C'est aussi un moment d'humilité et de fierté car je pense à mes camarades portugais vivant en France et cette fraternité qui unit depuis toujours les deux PS. L'amitié qui unissait Mitterrand et Mario Soares dont le nom a toujours incarné pour notre génération, à la fois le socialisme portugais et l'honneur retrouvé d'un grand peuple. D'ailleurs, seul l'orateur socialiste, le député Alberto Costa, a évoqué le rôle du MFA...
Nous avons vibré au rythme des révolutions arabes. Il y a 40 ans, c'était en Grèce, en Espagne, au Portugal...
Porter l'œillet rouge de rigueur en ce jour est un grand moment de fierté où nous nous associons anonymement à nos frères et nos soeurs du Portugal et où j'ai pu revoir mes amis Rui et Paulo maintenant députés.
Le Portugal, longtemps cité en exemple des réussites européennes ou comment les fonds structurels avaient permis de rattraper les retards espagnol, portugais ou grec, jusqu'à ce que la cris vienne mettre un terme à ce récit sur la solidarité européenne.

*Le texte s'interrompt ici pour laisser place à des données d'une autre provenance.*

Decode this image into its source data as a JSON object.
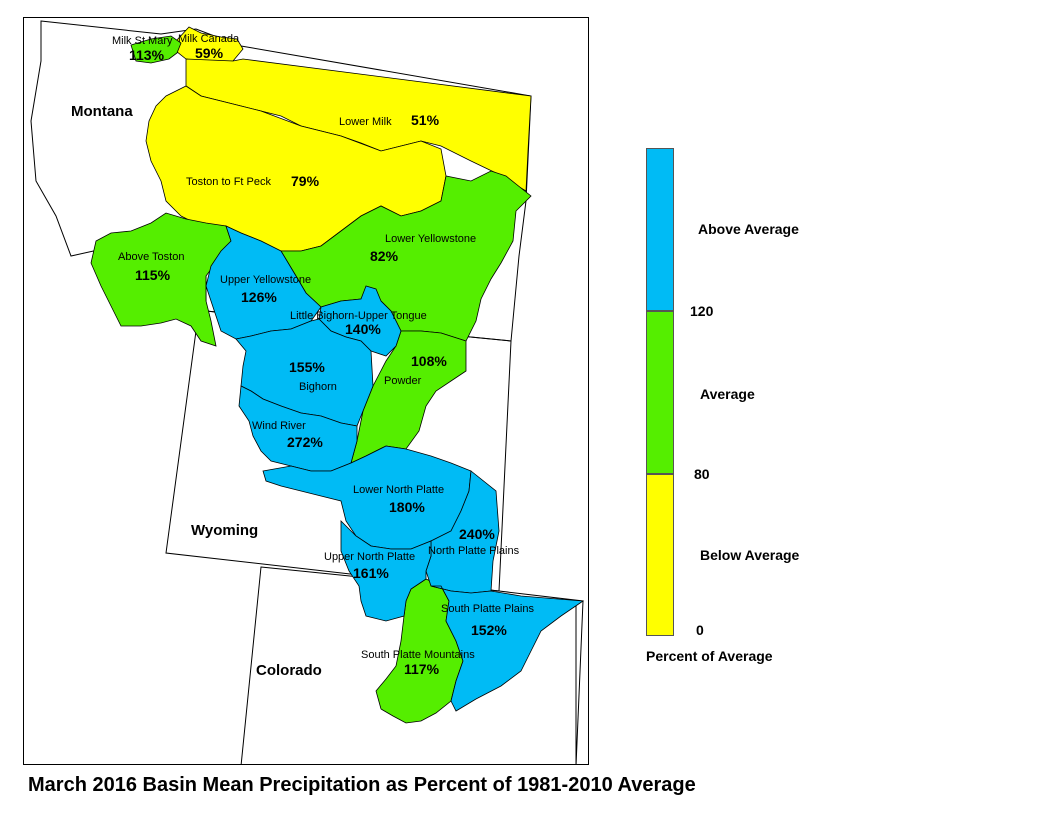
{
  "colors": {
    "below": "#ffff00",
    "average": "#55ee00",
    "above": "#00bbf5",
    "outline": "#000000"
  },
  "states": {
    "montana": "Montana",
    "wyoming": "Wyoming",
    "colorado": "Colorado"
  },
  "basins": [
    {
      "id": "milk-st-mary",
      "name": "Milk St Mary",
      "pct": "113%",
      "cls": "average"
    },
    {
      "id": "milk-canada",
      "name": "Milk Canada",
      "pct": "59%",
      "cls": "below"
    },
    {
      "id": "lower-milk",
      "name": "Lower Milk",
      "pct": "51%",
      "cls": "below"
    },
    {
      "id": "toston-ft-peck",
      "name": "Toston to Ft Peck",
      "pct": "79%",
      "cls": "below"
    },
    {
      "id": "above-toston",
      "name": "Above Toston",
      "pct": "115%",
      "cls": "average"
    },
    {
      "id": "lower-yellowstone",
      "name": "Lower Yellowstone",
      "pct": "82%",
      "cls": "average"
    },
    {
      "id": "upper-yellowstone",
      "name": "Upper Yellowstone",
      "pct": "126%",
      "cls": "above"
    },
    {
      "id": "little-bighorn-upper-tongue",
      "name": "Little Bighorn-Upper Tongue",
      "pct": "140%",
      "cls": "above"
    },
    {
      "id": "powder",
      "name": "Powder",
      "pct": "108%",
      "cls": "average"
    },
    {
      "id": "bighorn",
      "name": "Bighorn",
      "pct": "155%",
      "cls": "above"
    },
    {
      "id": "wind-river",
      "name": "Wind River",
      "pct": "272%",
      "cls": "above"
    },
    {
      "id": "lower-north-platte",
      "name": "Lower North Platte",
      "pct": "180%",
      "cls": "above"
    },
    {
      "id": "north-platte-plains",
      "name": "North Platte Plains",
      "pct": "240%",
      "cls": "above"
    },
    {
      "id": "upper-north-platte",
      "name": "Upper North Platte",
      "pct": "161%",
      "cls": "above"
    },
    {
      "id": "south-platte-plains",
      "name": "South Platte Plains",
      "pct": "152%",
      "cls": "above"
    },
    {
      "id": "south-platte-mountains",
      "name": "South Platte Mountains",
      "pct": "117%",
      "cls": "average"
    }
  ],
  "legend": {
    "title": "Percent of Average",
    "above_label": "Above Average",
    "average_label": "Average",
    "below_label": "Below Average",
    "tick_120": "120",
    "tick_80": "80",
    "tick_0": "0"
  },
  "footer": {
    "title": "March 2016 Basin Mean Precipitation as Percent of 1981-2010 Average"
  }
}
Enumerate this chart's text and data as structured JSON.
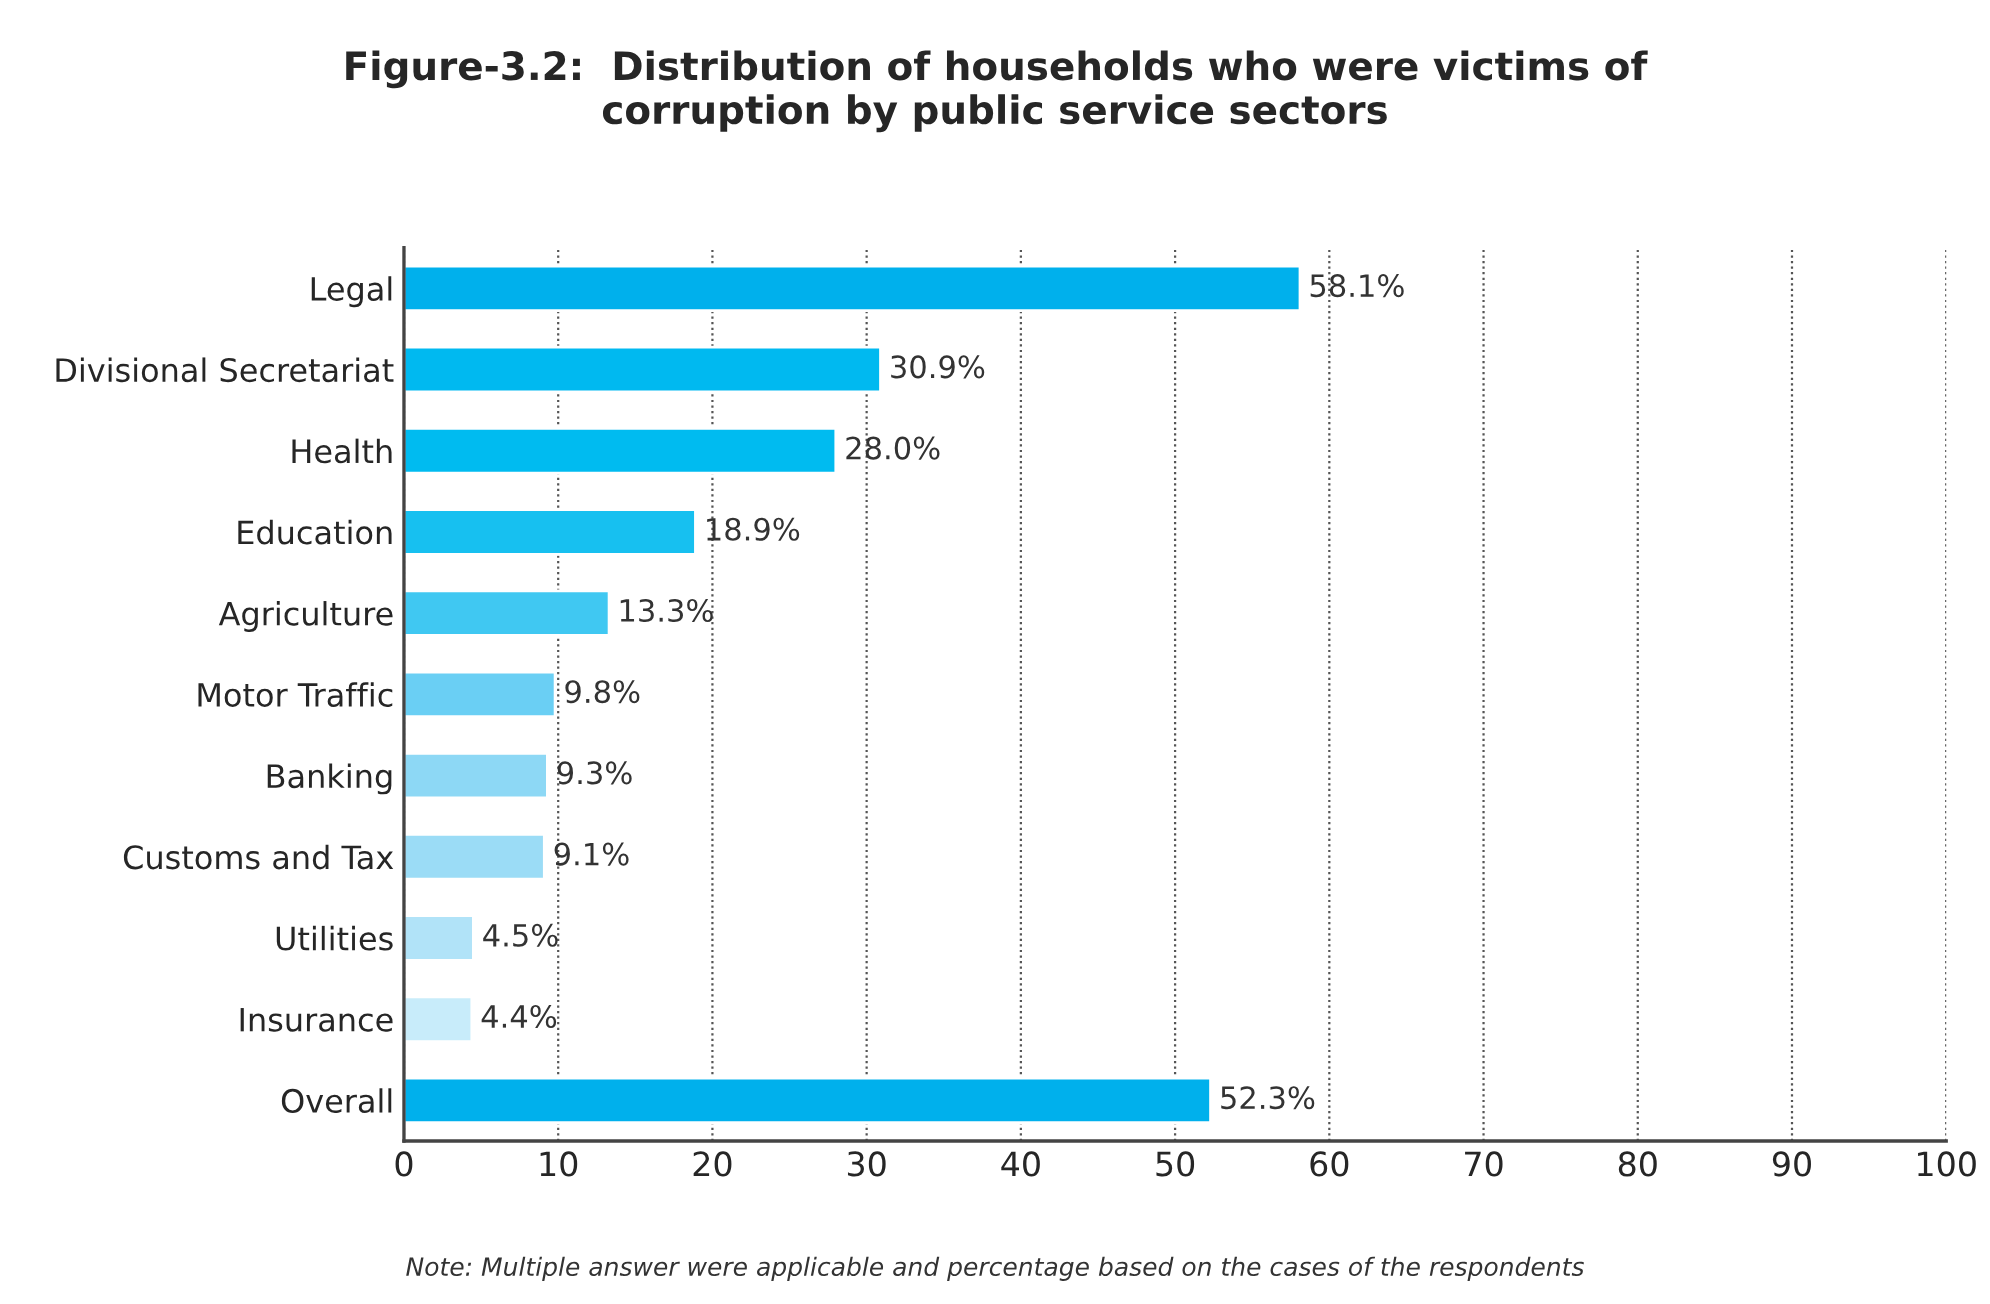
{
  "chart_data": {
    "type": "bar",
    "orientation": "horizontal",
    "title": "Figure-3.2:  Distribution of households who were victims of\ncorruption by public service sectors",
    "categories": [
      "Legal",
      "Divisional Secretariat",
      "Health",
      "Education",
      "Agriculture",
      "Motor Traffic",
      "Banking",
      "Customs and Tax",
      "Utilities",
      "Insurance",
      "Overall"
    ],
    "values": [
      58.1,
      30.9,
      28.0,
      18.9,
      13.3,
      9.8,
      9.3,
      9.1,
      4.5,
      4.4,
      52.3
    ],
    "colors": [
      "#00b0ec",
      "#00b9f0",
      "#00bbf0",
      "#17c0f0",
      "#40c8f2",
      "#6acff4",
      "#8dd8f5",
      "#9bdcf6",
      "#b1e3f8",
      "#c8ecfa",
      "#00b0ec"
    ],
    "value_labels": [
      "58.1%",
      "30.9%",
      "28.0%",
      "18.9%",
      "13.3%",
      "9.8%",
      "9.3%",
      "9.1%",
      "4.5%",
      "4.4%",
      "52.3%"
    ],
    "xlim": [
      0,
      100
    ],
    "xticks": [
      0,
      10,
      20,
      30,
      40,
      50,
      60,
      70,
      80,
      90,
      100
    ],
    "grid": "x",
    "legend": false,
    "annotations": [
      "Note: Multiple answer were applicable and percentage based on the cases of the respondents"
    ]
  }
}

Pour avoir une idée de l'état de la crise, les jardins des palais de Bélem et de São Bento, où réside l'exécutif, habituellement ouverts au public, ont été fermés.
L'anniversaire de la Révolution est un moment d'unité nationale et de souvenir de l'importance du combat pour la démocratie. La crise est elle que ce consensus est disloqué. D'ailleurs, le président de la République, Anibal Cavaco Silva donne lui-même des coups de canif en appuyant les réformes du gouvernement. Il avait appelé à la fin de la législature de Socrates le peuple à descendre dans la rue, maintenant, il demande aux gens de courber l'échine. Les conservateurs du PSD ont franchi un pas supplémentaire dans la provocation par le fait que le discours du parti au pouvoir a été fait par Carlos Abreu Aborim, connu pour être l'incarnation détestable de l'aile la plus réactionnaire de la droite portugaise...
Jamais le pays n'avait été aussi faible depuis la décolonisation. Le gouvernement conservateur, appuyé par une presse conservatrice, est tellement impopulaire qu'en plus des élections municipales prévues à l'automne, on envisage des élections anticipées.
La démocratie est tôt ou tard fragilisée quand la misère s'étend et en ce jour, il faut s'en souvenir pour agir.